A slim, soldierly-looking man of perhaps thirty, tall and of naturally good carriage, was skulking along in front of the submarine boy, yet hidden from the bay by a sand ridge.
Under one arm the stranger carried a draughtsman’s board and a book. A strap over one shoulder held a field-glass case.
“Where in blazes have I seen that chap before?” wondered Captain Jack Benson, staring hard. “For I have seen him—somewhere. I’d declare that under oath.”
Figure, carnage and face all strangely haunted the submarine boy, who crouched lower, watching.
“By the great turret gun! He’s skulking for a reason!” muttered Benson. “Is he spying on the mine-planting? I wonder? Yes! That must be his work! Long-legs, I’ll keep my eyes on you!”
The stranger hastened along for perhaps a quarter of a mile further. Then he threw himself down on the sand, choosing a position in which he could lie flat, his head fairly well hidden behind a low ridge of sand.

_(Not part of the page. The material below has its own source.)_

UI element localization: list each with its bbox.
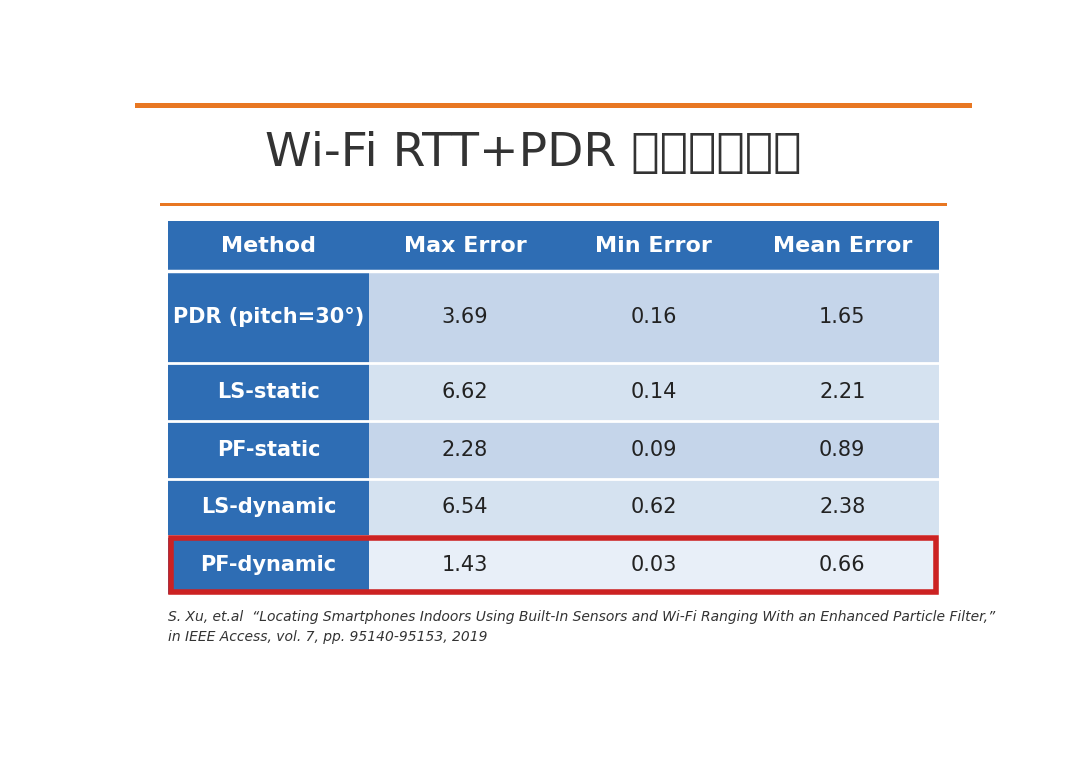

Unslinging the field-glass, the stranger brought it to his eyes, closely watching the progress of the tug.
“Ha-ha!” muttered watchful Jack, who had followed, keeping behind another sand ridge. “So, sir!”
The minutes passed, though Jack Benson was so absorbed in watching this long stranger that the boy had but the vaguest notions of the flight of time.
The tug had halted, now. A great crane at the bow swung around, and a submarine mine hung poised in the air. Then, with a rattle of chains not audible at the distance, the mine was slowly lowered until it touched on bottom.
While this was going on, the long-legged stranger, wholly absorbed in his own work, made some observations and some hurried calculations. Then he pulled the drawing-board toward him, jotting down a point.